Just to be clear, I know she was free to do and see whatever/whoever she wanted. The thing that hurt me the most was her lying to me, and the secrecy while still living with me, without mentioning she was being unreachable for good while, while having my car. I basically told her that I wasn't going to let her stay here anymore, and that she needed to move out immediately.
AITA for asking her to move out right away after she lied again, even though we weren’t romantically together?
I'm trying not to villainize her. I'm still a bit upset, so sorry if it came across that way.
mascnz wrote:
My dude, you are in an emotional situation, and you are making a decision emotionally. Logically, you two are broken up. She has some days to move out. Make sure you and she have agreed in writing by when she needs to move out.
Between now and then, you need to let her be: you are no longer together, she can see people, give her the space to move out. You are getting worked up that the person you broke up with is moving on. Let her move out, then move on with your life.
JuggernautAmazing219 wrote:
YTA to yourself bro. Assuming the first incident was a dude she met, you should have kicked her out then. She cheated bro. You eventually do the right thing in breaking up, but you continue to support her. The second incident should have never happened, and you for sure shouldn’t have let yourself get worked up over her lying. It’s what she does 🤷🏻♂️. You set yourself up. Do the right thing for you and good luck!
UnderstandingAble194 wrote:
NTA she's lying because she wants to keep using you. How gross!
Cicknage420 wrote:
NTA. She’s lying to you and using you for car and a place to live, don’t let the women in the comments tell you that you were snooping or whatever, that is straight up gaslighting.
funkyflyry wrote:
NTA, it sounds like you're not over her but that's besides the point. She should have moved out when she decided it was over. Also, she has a place lined up it sounds like? Her bases are more than covered.
Ditzy_Yard7671 wrote:
YTA. You broke up. Stop monitoring her activity. You're not her father. You sound unhinged. She doesn't owe you anything, the same way you don't owe her anything. One of you has to move out immediately and stop with this weird intermingling crap. Stop letting her use your car (or card, idk) and separate yourself.
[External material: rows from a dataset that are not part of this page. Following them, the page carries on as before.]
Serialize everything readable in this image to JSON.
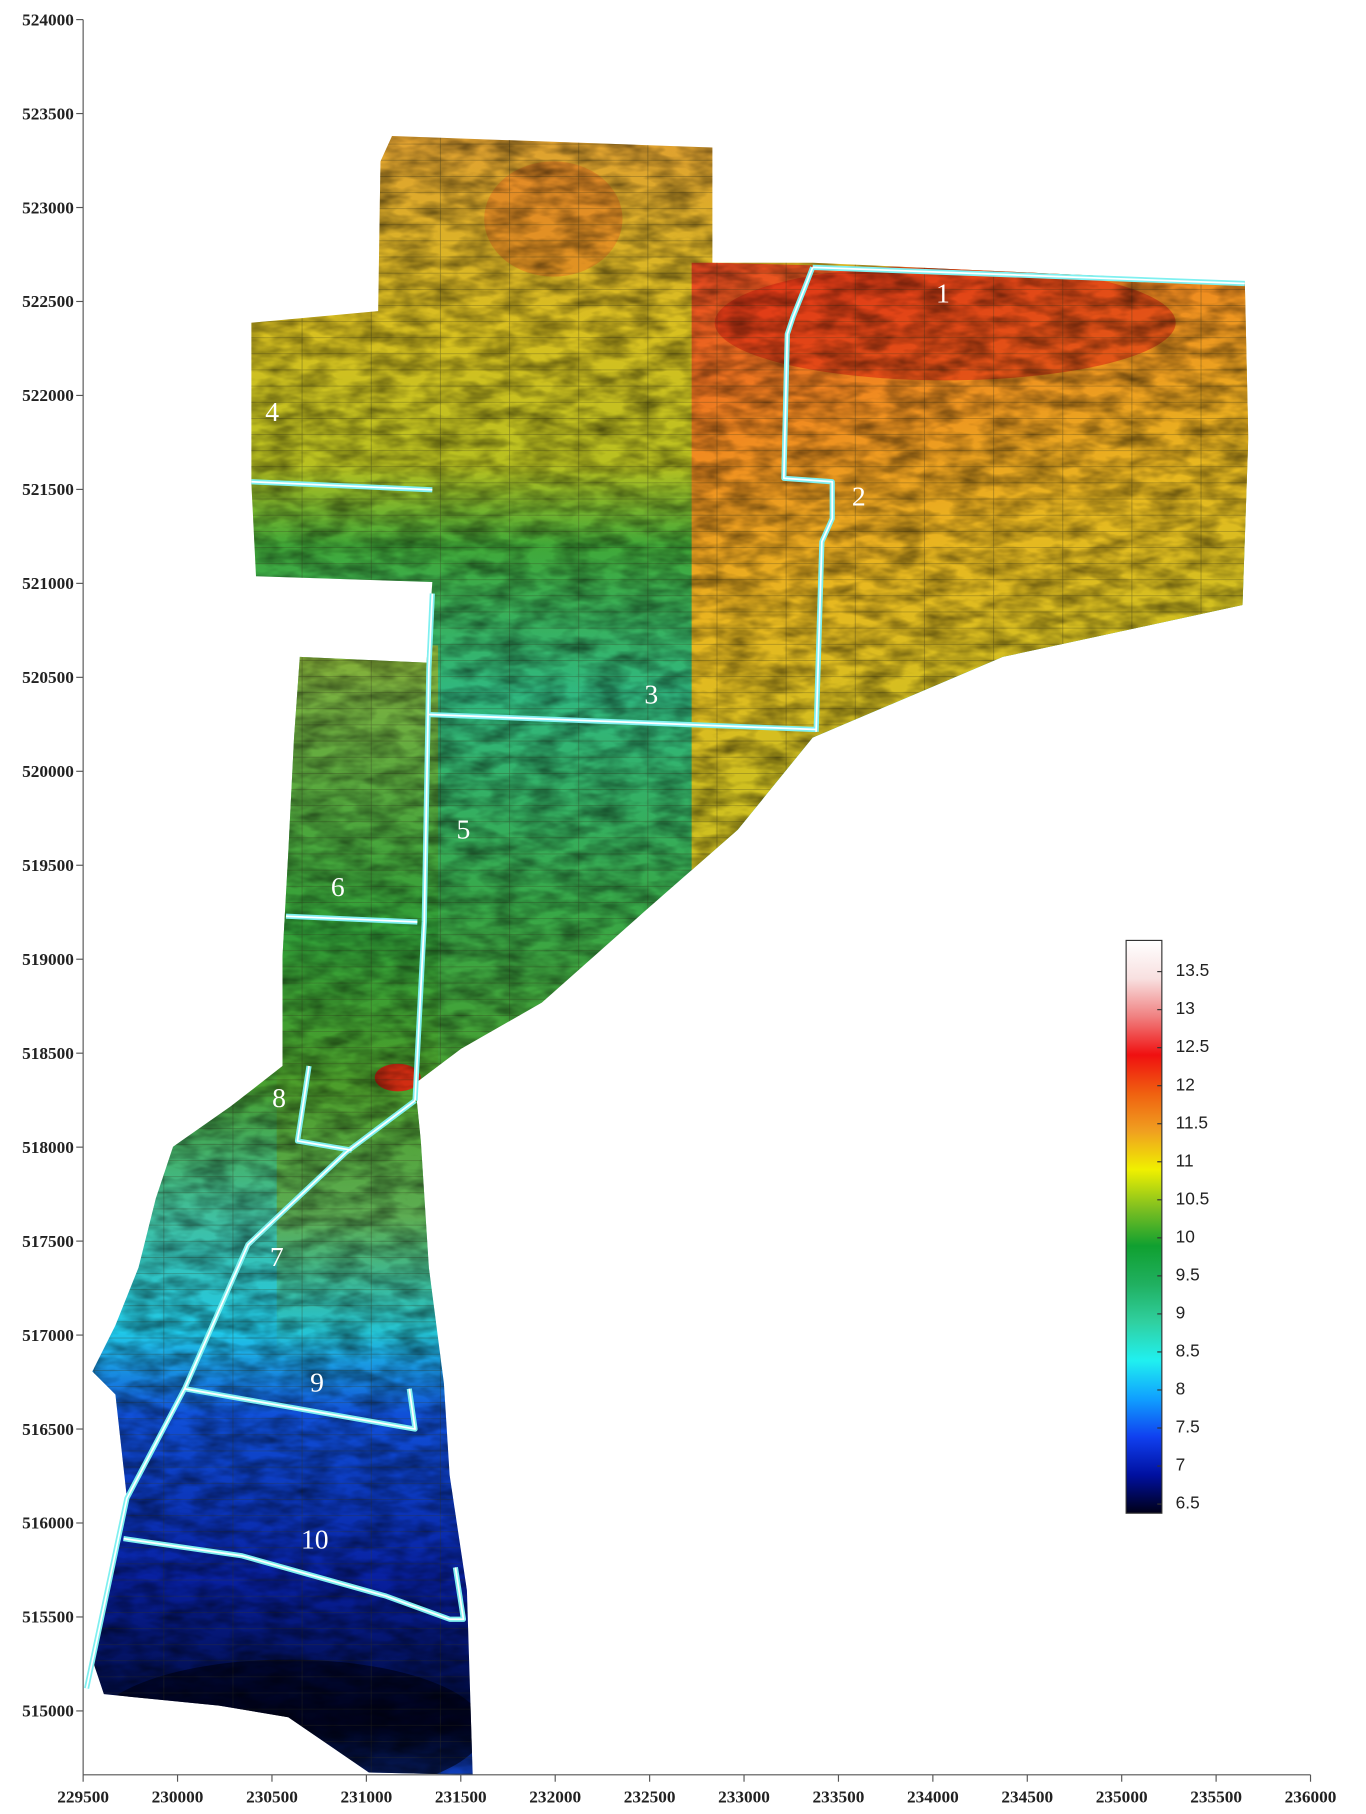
{
  "map": {
    "xlim": [
      229500,
      236000
    ],
    "ylim": [
      514660,
      524000
    ],
    "xticks": [
      229500,
      230000,
      230500,
      231000,
      231500,
      232000,
      232500,
      233000,
      233500,
      234000,
      234500,
      235000,
      235500,
      236000
    ],
    "yticks": [
      515000,
      515500,
      516000,
      516500,
      517000,
      517500,
      518000,
      518500,
      519000,
      519500,
      520000,
      520500,
      521000,
      521500,
      522000,
      522500,
      523000,
      523500,
      524000
    ],
    "colorbar": {
      "lim": [
        6.38,
        13.91
      ],
      "ticks": [
        6.5,
        7,
        7.5,
        8,
        8.5,
        9,
        9.5,
        10,
        10.5,
        11,
        11.5,
        12,
        12.5,
        13,
        13.5
      ],
      "colors": [
        "#000018",
        "#0010a0",
        "#1040f0",
        "#10a0ff",
        "#20f0f0",
        "#30d0a0",
        "#20b060",
        "#10a030",
        "#80c020",
        "#f0f000",
        "#f0a020",
        "#f06010",
        "#f01010",
        "#f08080",
        "#f8e0e0",
        "#ffffff"
      ]
    },
    "regions": [
      "1",
      "2",
      "3",
      "4",
      "5",
      "6",
      "7",
      "8",
      "9",
      "10"
    ]
  }
}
Only-Breadfruit-6108 wrote:
You’re NTA for telling her to leave, but you’re kind of stupid for letting her use your car and giving her money as though you’re still together. Things are different now, you need to start behaving that way.
Alarmed-Sprinkles582 wrote:
YTA. Yall broke up. You have no right to control her not that you did before. Stop trying to monitor everything she does. She’s an adult not your child.